The best solution is to remove all partitions on your drives. All drives that has been in your PC since you installed it. Re-flashing the computers BIOS is also a worthwhile precaution as a modern BIOS really is a small independent PC running beneath your PC, with its own operating system and storage. Instructions on how to flash your BIOS can be found on your PC's or motherboard manufacturer's support website.

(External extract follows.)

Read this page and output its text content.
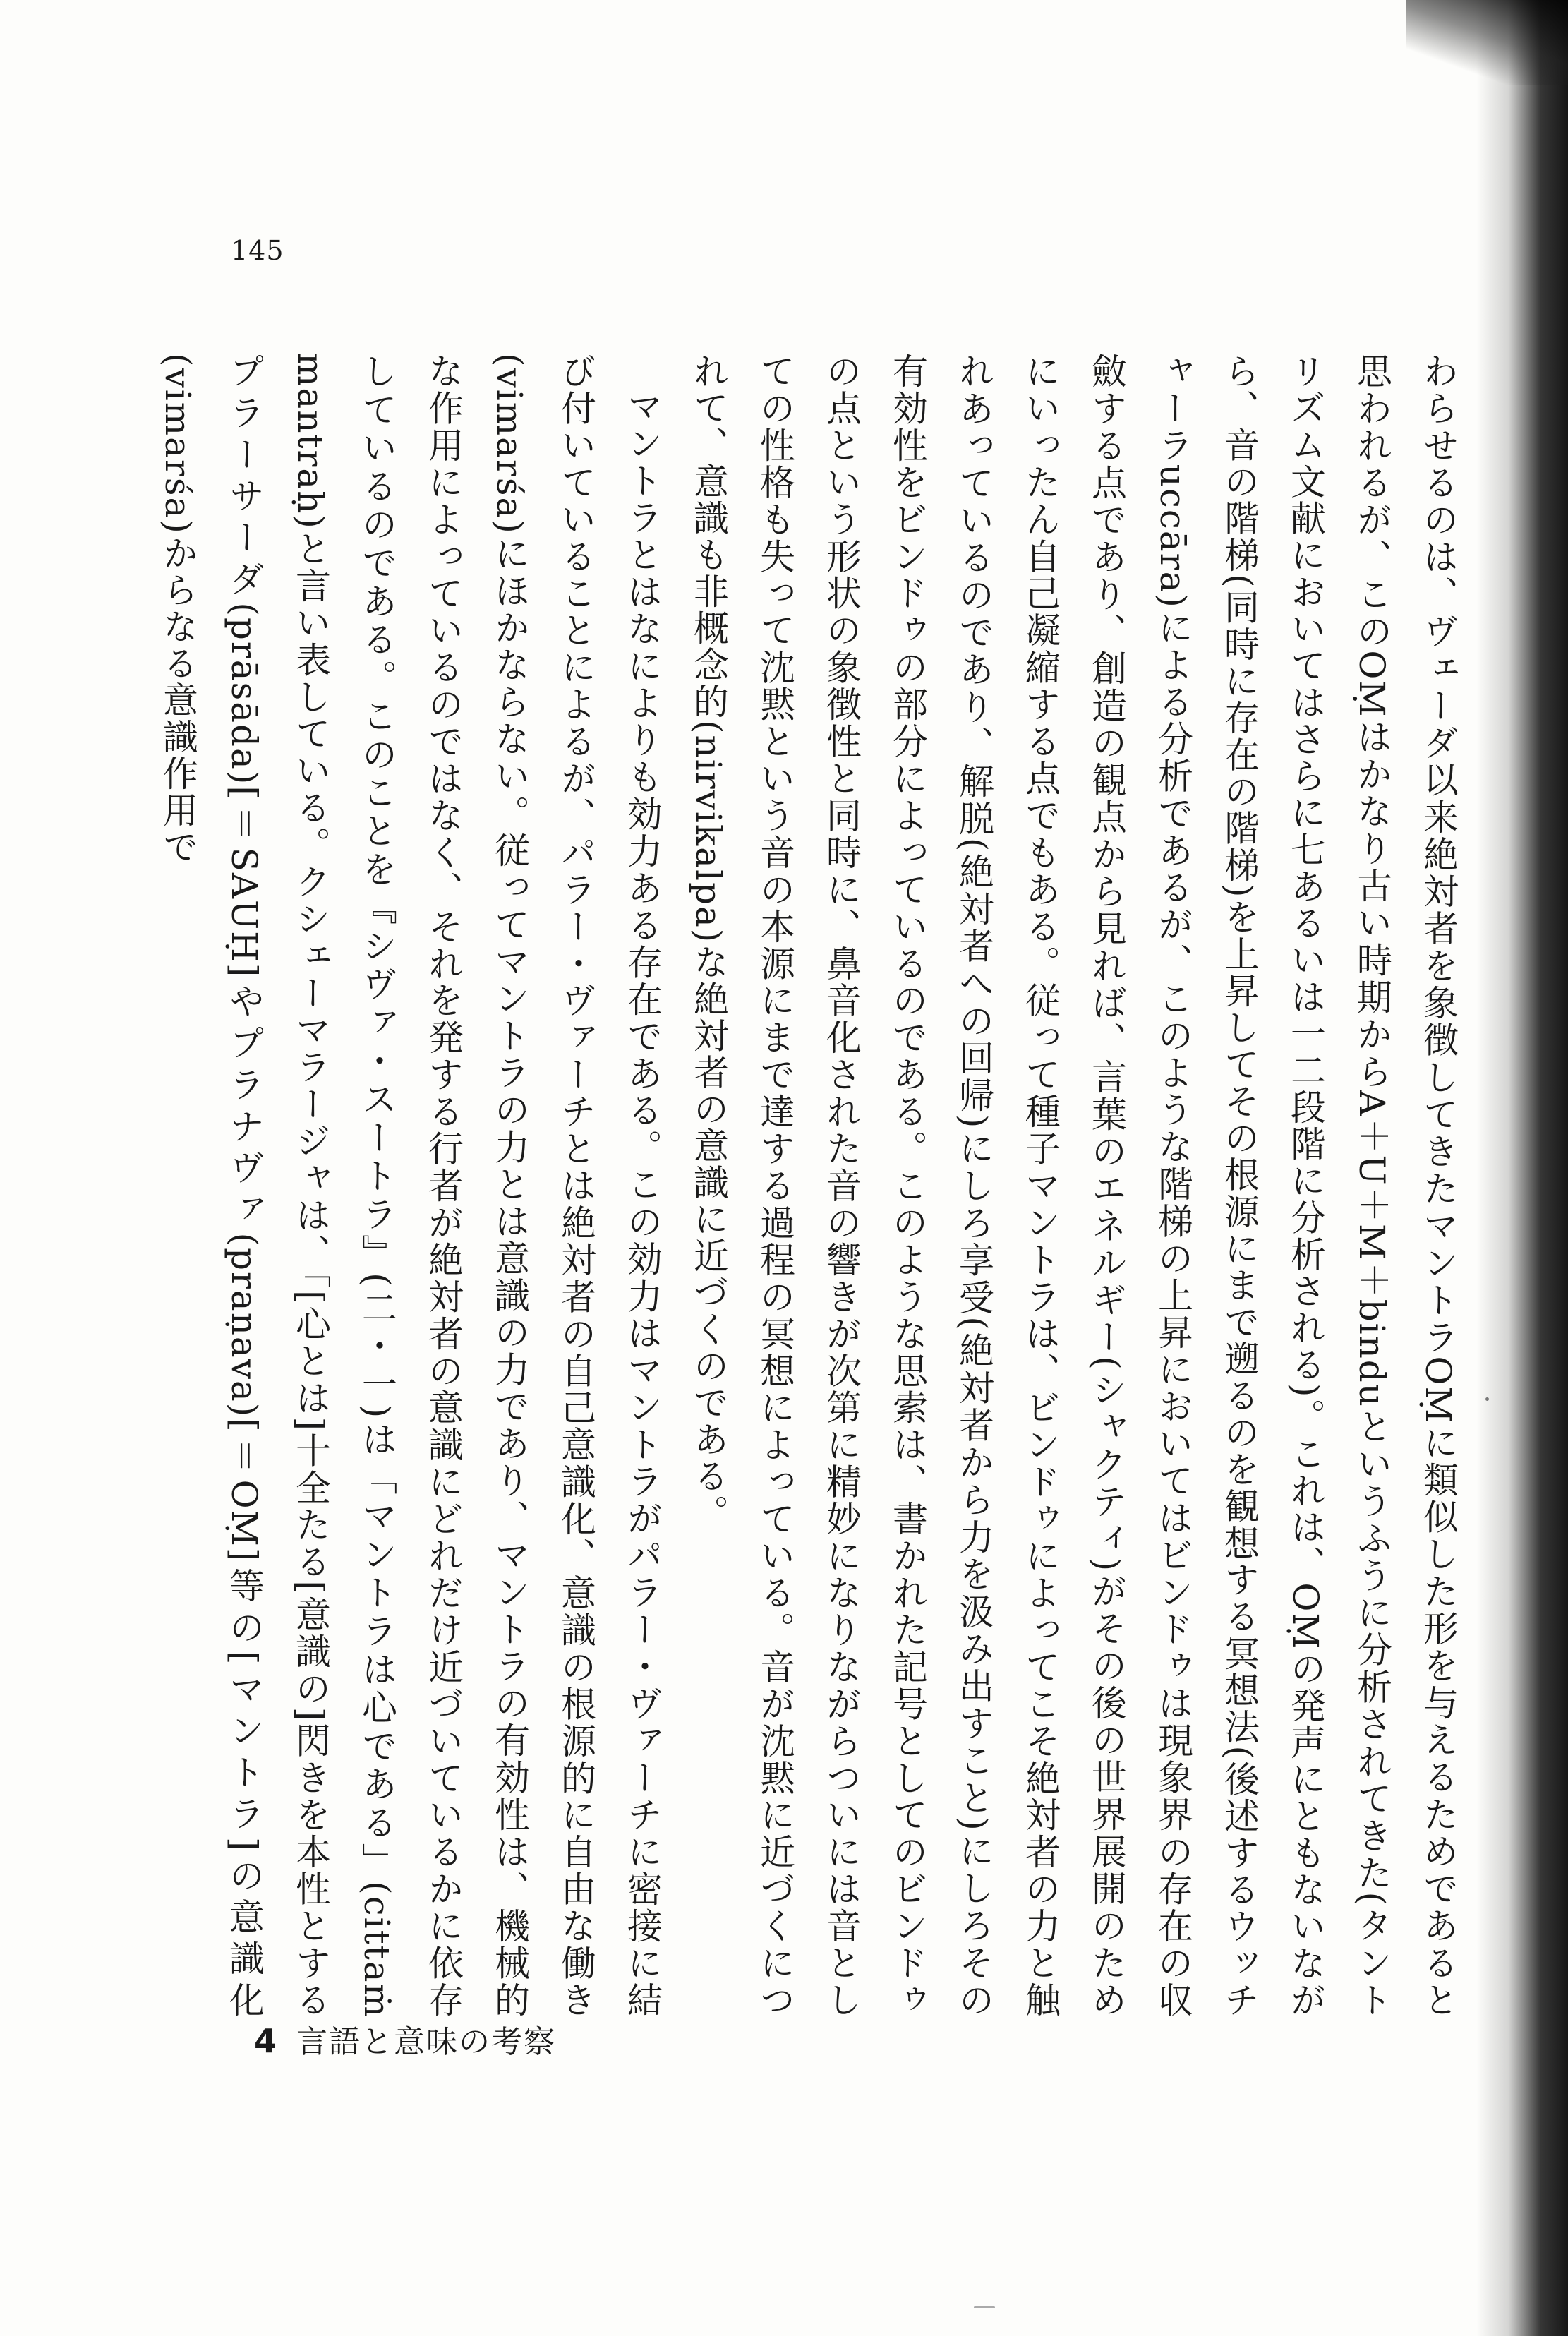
145

わらせるのは、ヴェーダ以来絶対者を象徴してきたマントラOṂに類似した形を与えるためであると思われるが、このOṂはかなり古い時期からA＋U＋M＋binduというふうに分析されてきた(タントリズム文献においてはさらに七あるいは一二段階に分析される)。これは、OṂの発声にともないながら、音の階梯(同時に存在の階梯)を上昇してその根源にまで遡るのを観想する冥想法(後述するウッチャーラuccāra)による分析であるが、このような階梯の上昇においてはビンドゥは現象界の存在の収斂する点であり、創造の観点から見れば、言葉のエネルギー(シャクティ)がその後の世界展開のためにいったん自己凝縮する点でもある。従って種子マントラは、ビンドゥによってこそ絶対者の力と触れあっているのであり、解脱(絶対者への回帰)にしろ享受(絶対者から力を汲み出すこと)にしろその有効性をビンドゥの部分によっているのである。このような思索は、書かれた記号としてのビンドゥの点という形状の象徴性と同時に、鼻音化された音の響きが次第に精妙になりながらついには音としての性格も失って沈黙という音の本源にまで達する過程の冥想によっている。音が沈黙に近づくにつれて、意識も非概念的(nirvikalpa)な絶対者の意識に近づくのである。

マントラとはなによりも効力ある存在である。この効力はマントラがパラー・ヴァーチに密接に結び付いていることによるが、パラー・ヴァーチとは絶対者の自己意識化、意識の根源的に自由な働き(vimarśa)にほかならない。従ってマントラの力とは意識の力であり、マントラの有効性は、機械的な作用によっているのではなく、それを発する行者が絶対者の意識にどれだけ近づいているかに依存しているのである。このことを『シヴァ・スートラ』(二・一)は「マントラは心である」(cittaṁ mantraḥ)と言い表している。クシェーマラージャは、「[心とは]十全たる[意識の]閃きを本性とするプラーサーダ(prāsāda)[＝SAUḤ]やプラナヴァ(praṇava)[＝OṂ]等の[マントラ]の意識化(vimarśa)からなる意識作用で

4 言語と意味の考察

Don't back up any program or application files. If you have important documents or other data you need to keep, back it up to a separate destination like a DVD or clean flash drive. Try to avoid using it for a long while and only open it with an up to date antivirus (this to increase the chance that the antivirus will have the malware in its database of known dittos). Now, it is very likely that the malware will be powerless on a clean and reinstalled PC as long as you ensure your protection is up to date and fully running when you access any backed up files, otherwise it would most likely not have tricked you into disabling it all. So, this would mean that whatever you backup should be restore-able. Should be. Not necessarily guaranteed, but almost guaranteed.

In the future, never download games or apps from torrent sites. Not even "trusted" torrent sites. If it's pirated you will never know what you install. Steam game keys can often be purchased really cheap on discount sites like Kinguin. That's the best protection against malware. They'd have to hack Valve or Origin to get their malware onto your PC through the big game ecosystems.